In search of perfection

A recipe for indecision: Combine pages and pages of dress styles, 10,000 "knotpicks," and hundreds of magazine spreads and Web pages about wedding style. Toss with phrases such as "your big day" and "a day you've always dreamed about." Gently add nervous, excited, happy bride-to-be. Set to endless spin cycle for a few months.

Decisions were never my thing to begin with. Color is my current wedding nemesis. I just simply cannot decide. Chartreuse or olive green? Navy? What about firecracker red? Or a yellowy orange? Since my sisters are in search of maid attire, I have really been feeling the pressure to pick already.

And then today I read the entry "A Slavery of Choice" on apracticalwedding.com. Aside from her writing talent, Meg's posts are thoughtful and hilarious. She reflected on the idea that we often sacrifice the good in search of the "best." HELLO. Step back. It's just a party. It's not a peace treaty. Any of the silly color combos I've cooked up could be just lovely, but it's up to me to commit.

7.10.2008

Sincere, classic, comfortable

I'm trying to stay focused on the point of the whole process (you know ... the marriage part), but I have to admit: I love weddings. I've been on cloud nine for a little over six months now, so I've had a long time to peruse magazines and blogs for the "ideal" color combinations, floral arrangements, etc. Not sure I've made any decisions yet -- it's harder than I thought it would be! -- but the images above are just a few of my favorite things. I'm focusing on a sincere, classic, and comfortable feel because that is how I'd describe our relationship. I love the soft, romantic feel of this floral and the sweet "lovebirds" graphic in the print materials.
(Images above drawn from personal photos, www.stylemepretty.com, and www.snippetandink.blogspot.com.

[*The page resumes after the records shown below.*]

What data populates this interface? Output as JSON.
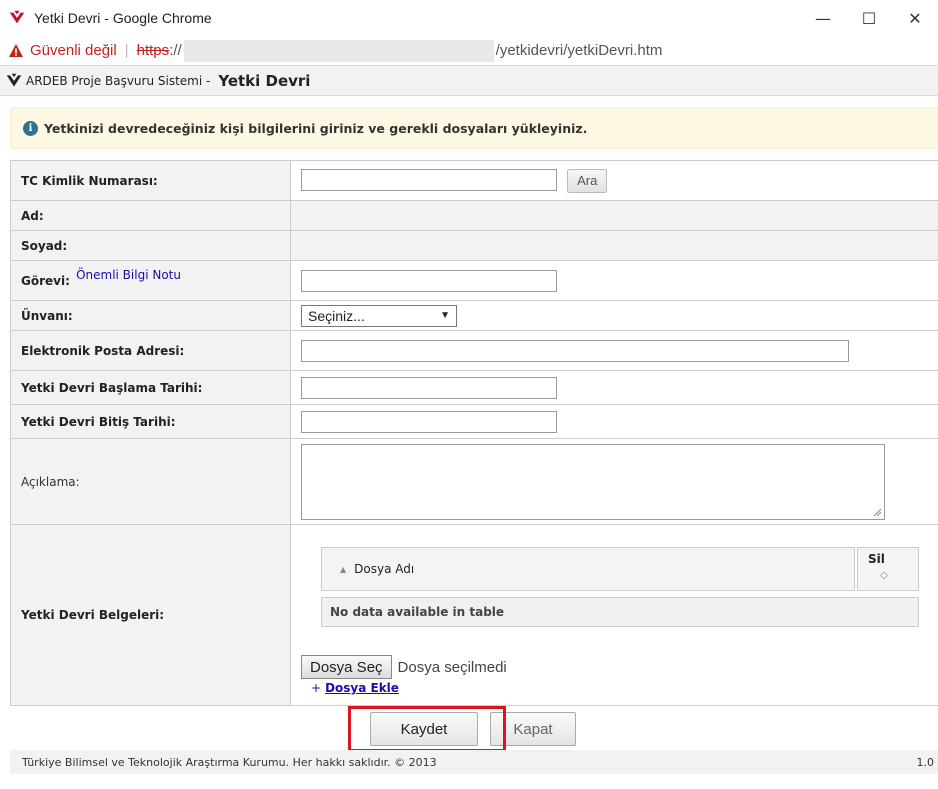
{
  "window": {
    "title": "Yetki Devri - Google Chrome",
    "minimize": "—",
    "maximize": "☐",
    "close": "✕"
  },
  "address": {
    "security_label": "Güvenli değil",
    "separator": "|",
    "scheme": "https",
    "scheme_sep": "://",
    "url_end": "/yetkidevri/yetkiDevri.htm"
  },
  "header": {
    "system_name": "ARDEB Proje Başvuru Sistemi -",
    "page_title": "Yetki Devri"
  },
  "info_message": "Yetkinizi devredeceğiniz kişi bilgilerini giriniz ve gerekli dosyaları yükleyiniz.",
  "form": {
    "tc_label": "TC Kimlik Numarası:",
    "tc_value": "",
    "search_button": "Ara",
    "ad_label": "Ad:",
    "soyad_label": "Soyad:",
    "gorev_label": "Görevi:",
    "gorev_note_link": "Önemli Bilgi Notu",
    "gorev_value": "",
    "unvan_label": "Ünvanı:",
    "unvan_selected": "Seçiniz...",
    "email_label": "Elektronik Posta Adresi:",
    "email_value": "",
    "start_label": "Yetki Devri Başlama Tarihi:",
    "start_value": "",
    "end_label": "Yetki Devri Bitiş Tarihi:",
    "end_value": "",
    "desc_label": "Açıklama:",
    "docs_label": "Yetki Devri Belgeleri:"
  },
  "docs_table": {
    "column_name": "Dosya Adı",
    "column_delete": "Sil",
    "empty_text": "No data available in table",
    "choose_file_button": "Dosya Seç",
    "no_file_text": "Dosya seçilmedi",
    "add_plus": "+",
    "add_file_link": "Dosya Ekle"
  },
  "actions": {
    "save": "Kaydet",
    "close": "Kapat"
  },
  "footer": {
    "copyright": "Türkiye Bilimsel ve Teknolojik Araştırma Kurumu. Her hakkı saklıdır. © 2013",
    "version": "1.0"
  },
  "colors": {
    "warning_red": "#c5221f",
    "link_blue": "#1a0dab",
    "info_bg": "#fcf8e3",
    "highlight_red": "#e0141e"
  }
}
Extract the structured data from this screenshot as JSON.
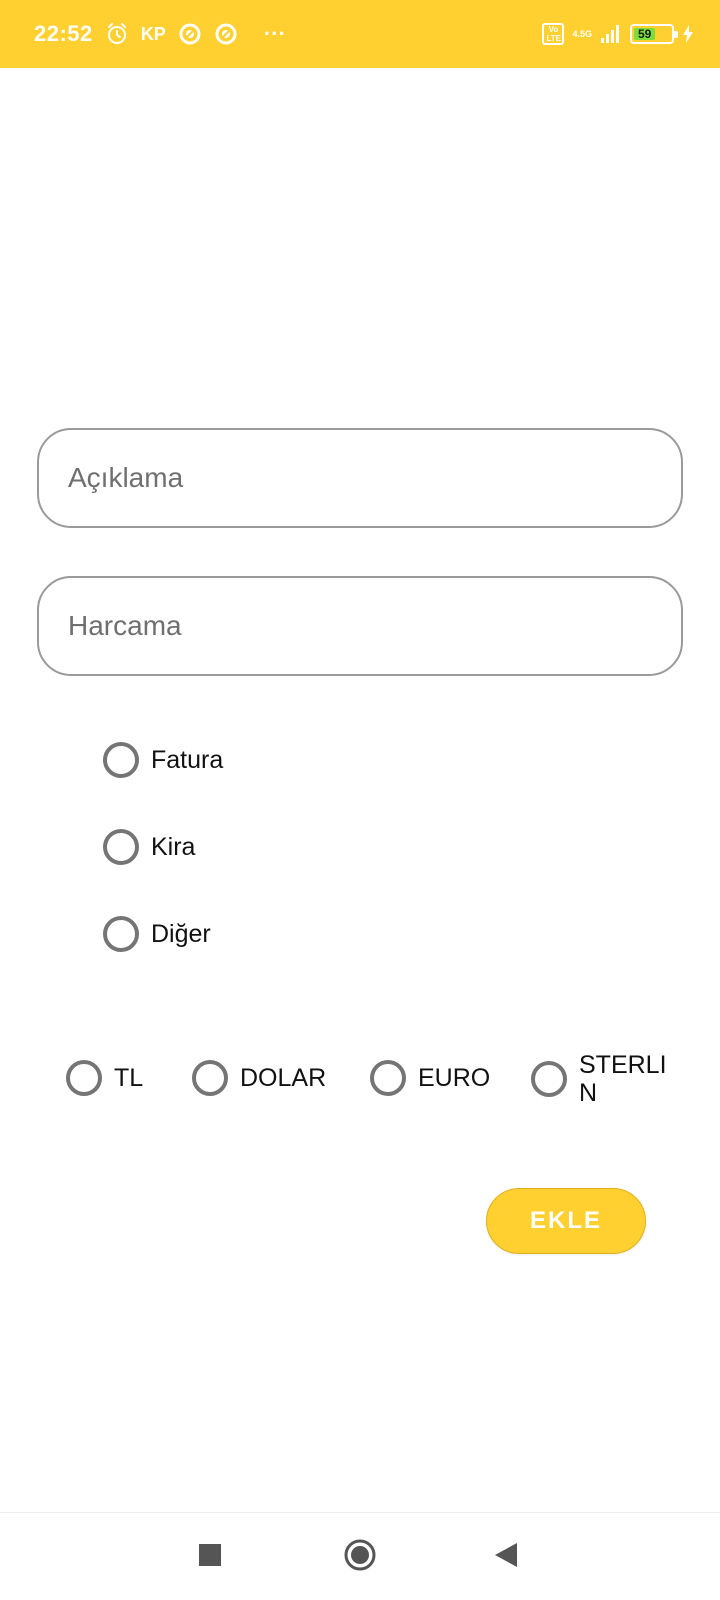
{
  "status_bar": {
    "time": "22:52",
    "carrier": "KP",
    "more": "···",
    "volte_top": "Vo",
    "volte_bottom": "LTE",
    "network": "4.5G",
    "battery_level": "59",
    "battery_percent": 59,
    "icons": [
      "alarm-icon",
      "app-notification-icon",
      "app-notification-icon",
      "volte-icon",
      "signal-icon",
      "battery-icon",
      "charging-icon"
    ],
    "color": "#FFD030"
  },
  "form": {
    "description_placeholder": "Açıklama",
    "amount_placeholder": "Harcama",
    "categories": [
      "Fatura",
      "Kira",
      "Diğer"
    ],
    "currencies": [
      "TL",
      "DOLAR",
      "EURO",
      "STERLIN"
    ],
    "submit_label": "EKLE"
  },
  "nav": {
    "icons": [
      "recents-icon",
      "home-icon",
      "back-icon"
    ]
  },
  "colors": {
    "accent": "#FFD030",
    "field_border": "#9a9a9a",
    "radio_border": "#757575"
  }
}
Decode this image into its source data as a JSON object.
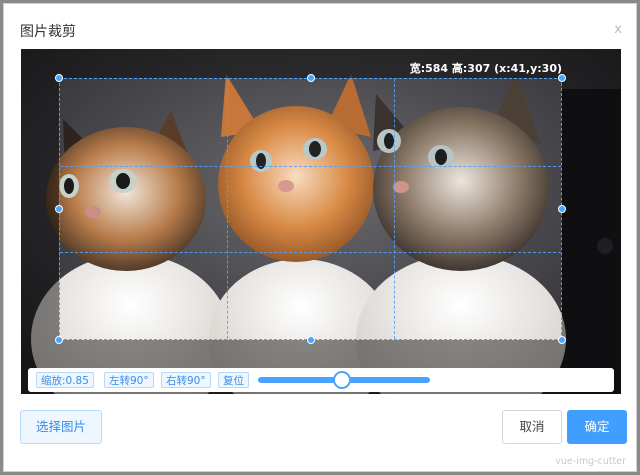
{
  "dialog": {
    "title": "图片裁剪",
    "close_label": "x"
  },
  "cropper": {
    "size_info": "宽:584 高:307 (x:41,y:30)",
    "image_description": "three kittens"
  },
  "toolbar": {
    "zoom_label": "缩放:0.85",
    "rotate_left_label": "左转90°",
    "rotate_right_label": "右转90°",
    "reset_label": "复位",
    "zoom_slider_fraction": 0.49
  },
  "footer": {
    "select_label": "选择图片",
    "cancel_label": "取消",
    "confirm_label": "确定",
    "watermark": "vue-img-cutter"
  },
  "colors": {
    "accent": "#409eff",
    "handle": "#4aa3ff"
  }
}
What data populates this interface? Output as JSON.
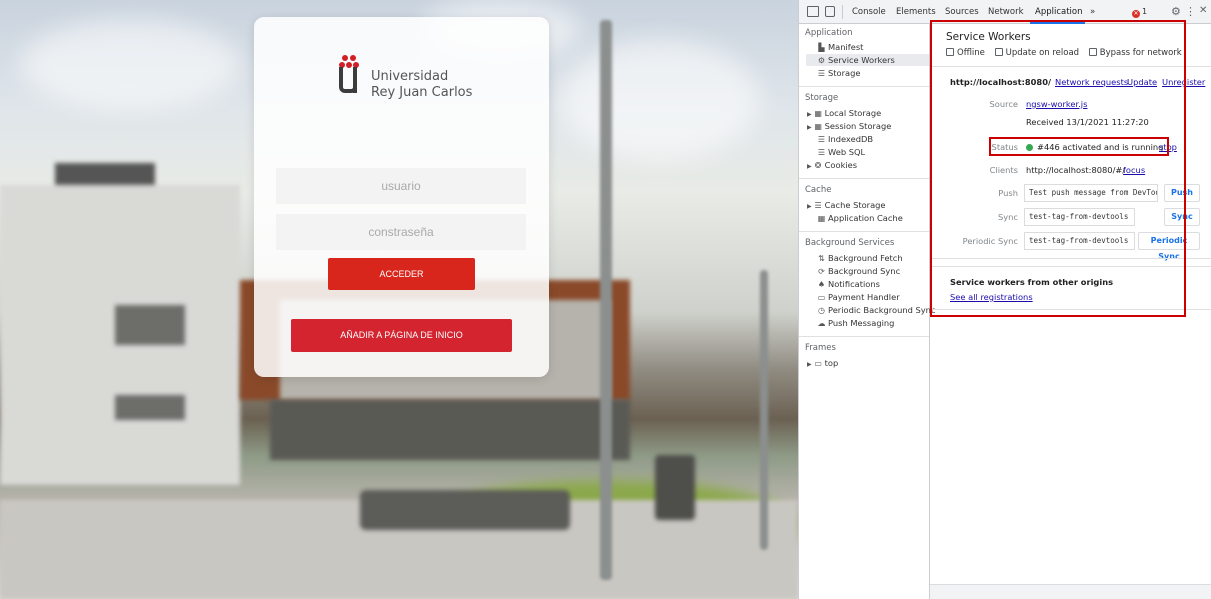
{
  "login": {
    "logo_line1": "Universidad",
    "logo_line2": "Rey Juan Carlos",
    "username_placeholder": "usuario",
    "password_placeholder": "constraseña",
    "submit_label": "ACCEDER",
    "add_home_label": "AÑADIR A PÁGINA DE INICIO",
    "brand_color": "#d9261c"
  },
  "devtools": {
    "toolbar": {
      "tabs": [
        "Console",
        "Elements",
        "Sources",
        "Network",
        "Application",
        "»"
      ],
      "active_tab": "Application",
      "error_count": "1"
    },
    "sidebar": {
      "application_section": "Application",
      "application_items": [
        "Manifest",
        "Service Workers",
        "Storage"
      ],
      "storage_section": "Storage",
      "storage_items": [
        "Local Storage",
        "Session Storage",
        "IndexedDB",
        "Web SQL",
        "Cookies"
      ],
      "cache_section": "Cache",
      "cache_items": [
        "Cache Storage",
        "Application Cache"
      ],
      "bg_section": "Background Services",
      "bg_items": [
        "Background Fetch",
        "Background Sync",
        "Notifications",
        "Payment Handler",
        "Periodic Background Sync",
        "Push Messaging"
      ],
      "frames_section": "Frames",
      "frames_items": [
        "top"
      ]
    },
    "service_workers": {
      "title": "Service Workers",
      "options": [
        "Offline",
        "Update on reload",
        "Bypass for network"
      ],
      "origin": "http://localhost:8080/",
      "links": {
        "network_requests": "Network requests",
        "update": "Update",
        "unregister": "Unregister"
      },
      "source_label": "Source",
      "source_file": "ngsw-worker.js",
      "received": "Received 13/1/2021 11:27:20",
      "status_label": "Status",
      "status_text": "#446 activated and is running",
      "status_action": "stop",
      "clients_label": "Clients",
      "clients_value": "http://localhost:8080/#/",
      "clients_action": "focus",
      "push_label": "Push",
      "push_value": "Test push message from DevTools.",
      "push_button": "Push",
      "sync_label": "Sync",
      "sync_value": "test-tag-from-devtools",
      "sync_button": "Sync",
      "periodic_label": "Periodic Sync",
      "periodic_value": "test-tag-from-devtools",
      "periodic_button": "Periodic Sync",
      "other_origins_title": "Service workers from other origins",
      "see_all": "See all registrations"
    },
    "highlight_color": "#cc0000"
  }
}
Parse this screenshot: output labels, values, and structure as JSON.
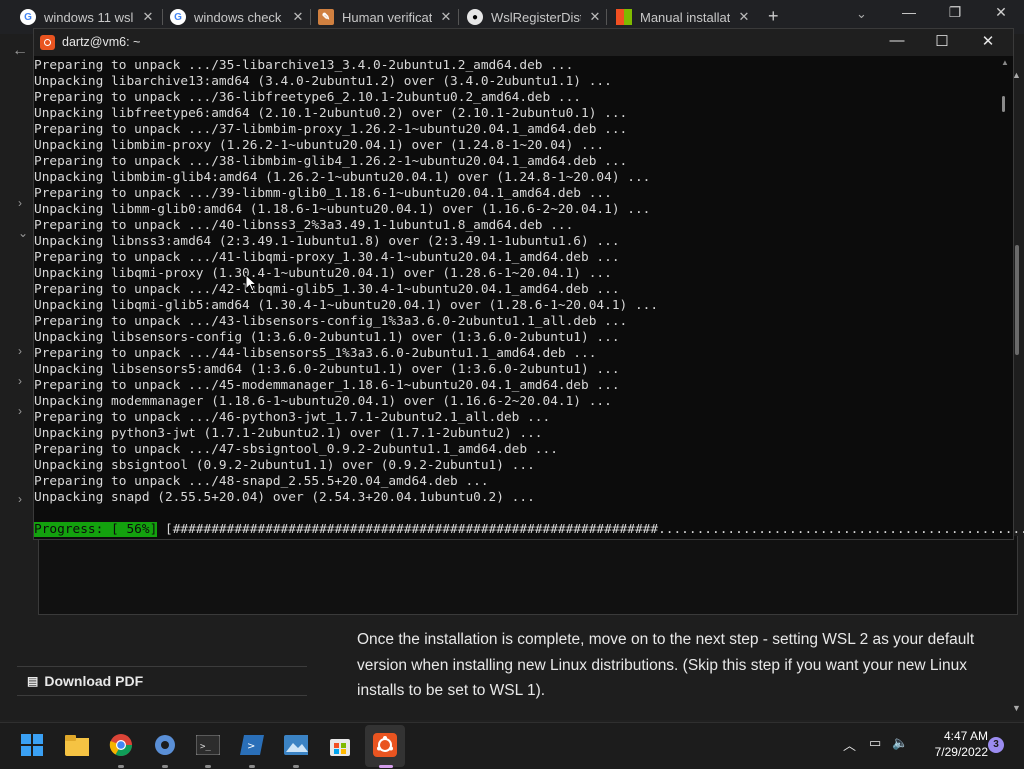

Both are AMAZING blogs for ideas!)

7.08.2008

Mom calls it cohabitation

I'm in. His house, that is. Future husband and I are living "in sin," and it's only taken me about two weeks to completely reorganize the kitchen from silverware drawer to candlestick holders. I've reconfigured and/or reclaimed all of the furniture and decorative acccessories (replacing all of them, of course, with my own!). Two closets (one in each bedroom) and an entire dresser are crammed with my clothing. Mom calls it cohabitation. It's not fireworks and butterflies all the time, but it's pretty great to wake up to, come home to, share life with a person for whom you care deeply.

One thing. I wonder if it's a biological or chemical thing that happens to women. I wonder if it's just me. What was OK before ... picking up pizza for dinner, leaving dishes in his sink. Now it's our sink. Now it has to be perfect. Ridiculous? Yep. As days pass, my insane inner housewife is starting to quiet down. Maybe that has to do with the concerned looks my new roommate has been giving me. Or maybe its the fresh pot of coffee he makes me each morning or the sweet goodnight kisses I'm getting used to...

7.07.2008

If you build it...

I was inspired a few months ago. A Kohler commercial of all things! In the spot, a couple slams a faucet down on the table, saying "build a house around this." I thought, "weddings are like that too!" A memorable event can really hinge on one wonderful detail that inspires the rest.

For me, that detail came from my mom and future mother-in-law. They lunched. They brainstormed. They brought me green-glass Ball jars from an old farmhouse basement. The rustic feel combined with the elegance of antique glass perfectly married country and estate, a theme that is now helping me through color schemes, gowns, and flowers. Gallon-size jars will hold flower centerpieces. Smaller versions will dangle from patio trees as lanterns, and others will hold votives on tables and mantles.